Pemerintah Harus Selesaikan Tiga Aspek dalam RUU Migas
Pemerintah masih berupaya merevisi Undang-Undang Nomor 22 tahun 2001 tentang Minyak dan Gas Bumi (Migas). Untuk itu, pemerintah harus menyelesaikan tiga aspek yang terkait dengan undang-undang tersebut.
Wakil Menteri Energi dan Sumber Daya Mineral (ESDM) Arcandra Tahar mengatakan, ketiga aspek tersebut yakni aspek teknis, sosial dan politik. Untuk menyelesaikan aspek politik, pemerintah harus membahasnya dengan Dewan Perwakilan Rakyat (DPR). " Dengan DPR nanti ada prosesnya, pembicaraannya belum mulai, " katanya di Kementerian ESDM, Jumat (4/11).
(Baca: Revisi Undang-Undang, DPR Belum Bulat Sikapi Status SKK Migas)
Salah satu poin penting yang disorot Arcandra dari pembahasan RUU Migas ini adalah penguatan perusahaan migas nasional. Tujuan penguatan tersebut untuk menyokong kedaulatan energi di Indonesia sesuai dengan keinginan Presiden Joko Widodo.
Salah satu BUMN yang bergerak di sektor migas adalah PT Pertamina (Persero). Namun, kontribusi Pertamina terhadap produksi nasional masih sekitar 24 persen. Angka ini lebih rendah dari Saudi Aramco yang hampir 99 persen. Bahkan, masih kalah dengan BUMN Malaysia, Petronas yang bisa mencapai sekitar 50 sampai 60 persen.
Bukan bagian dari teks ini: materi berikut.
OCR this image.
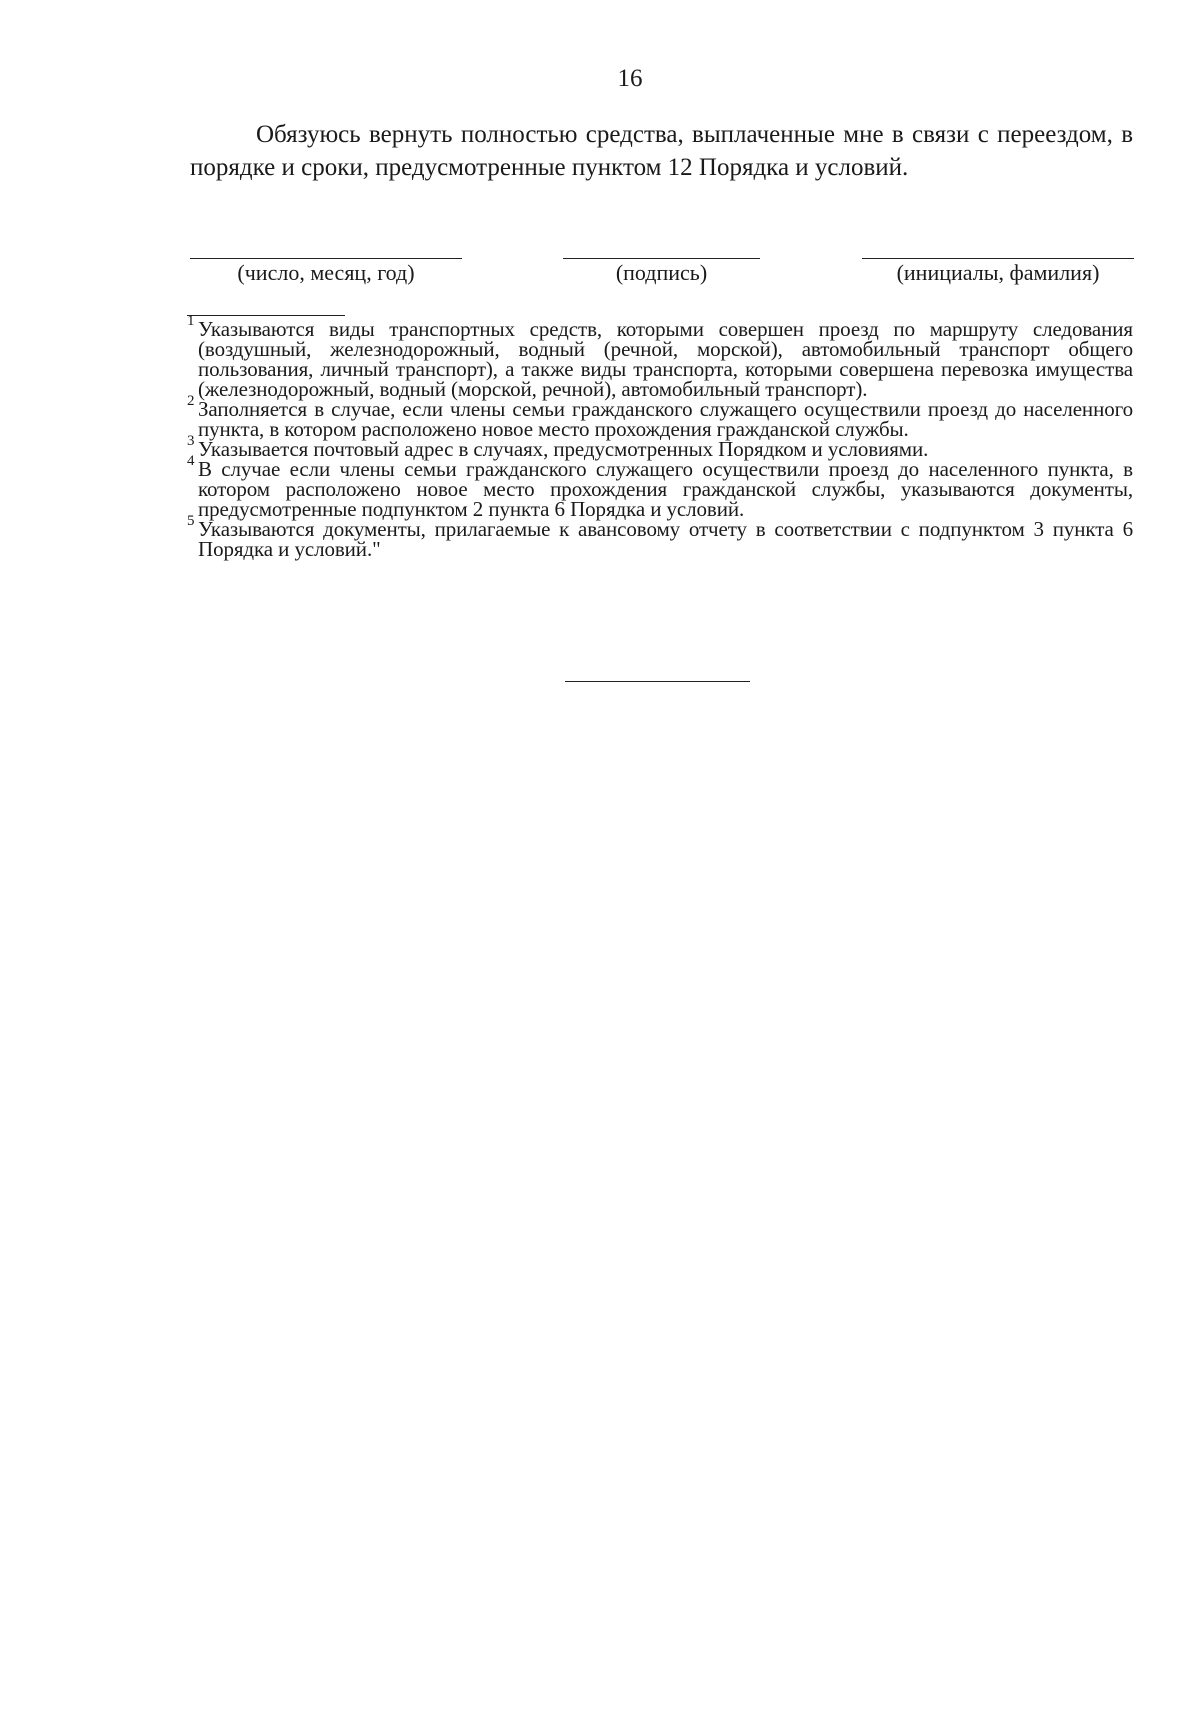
16

Обязуюсь вернуть полностью средства, выплаченные мне в связи с переездом, в порядке и сроки, предусмотренные пунктом 12 Порядка и условий.

(число, месяц, год)	(подпись)	(инициалы, фамилия)

1 Указываются виды транспортных средств, которыми совершен проезд по маршруту следования (воздушный, железнодорожный, водный (речной, морской), автомобильный транспорт общего пользования, личный транспорт), а также виды транспорта, которыми совершена перевозка имущества (железнодорожный, водный (морской, речной), автомобильный транспорт).

2 Заполняется в случае, если члены семьи гражданского служащего осуществили проезд до населенного пункта, в котором расположено новое место прохождения гражданской службы.

3 Указывается почтовый адрес в случаях, предусмотренных Порядком и условиями.

4 В случае если члены семьи гражданского служащего осуществили проезд до населенного пункта, в котором расположено новое место прохождения гражданской службы, указываются документы, предусмотренные подпунктом 2 пункта 6 Порядка и условий.

5 Указываются документы, прилагаемые к авансовому отчету в соответствии с подпунктом 3 пункта 6 Порядка и условий."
(Baca: DPR Bahas Opsi Penghapusan Hukuman Penjara dalam UU Migas)
Namun, Arcandra belum mau menjelaskan secara detail mengenai konsep penguatan BUMN migas tersebut. Yang jelas, saat diskusi mengenai RUU Migas bersama Kamar Dagang dan Industri (Kadin) Indonesia di Jakarta, Selasa (1/11) lalu, ia sempat membuka opsi penggabungan Satuan Kerja Khusus Pelaksana Kegiatan Usaha Hulu Minyak dan Gas Bumi (SKK Migas) dengan Pertamina.
Selain itu, Arcandra menyinggung mengenai aset migas berupa cadangan migas nasional. Saat ini aset migas tersebut masih dikelola oleh SKK Migas. Padahal SKK Migas bukanlah lembaga bisnis, sehingga tidak bisa melalukan monetisasi aset tersebut.
Ke depan, ia berharap, aset tersebut bisa dimonetisasi sebagai tambahan sumber pembiayaan. “Bagaimana caranya aset bisa leverage, kami manfaatkan agar national company bisa kuat,” ujar dia.
Di sisi lain, Kepala Humas SKK Migas Taslim Z. Yunus mengaku khawatir jika aset-aset migas berpindah dari SKK Migas dan digunakan sebagai jaminan dalam bentuk utang atau bon. "Itu bahaya karena fluktuasi harga minyak itu tidak tentu, kalau tiba-tiba harga minyak naik dan turun bagaimana," kata dia kepada Katadata Selasa, (1/11).
(Baca: Limpahan Aset dari SKK Migas Bisa Perbesar Belanja Modal Pertamina)
Agar aset cadangan migas bisa termanfaatkan dengan baik, maka dia meminta Pertamina harus bisa memonetisasi cadangan migas secara cepat. Tujuannya agar aset tersebut tidak mengendap lama di dalam tanah.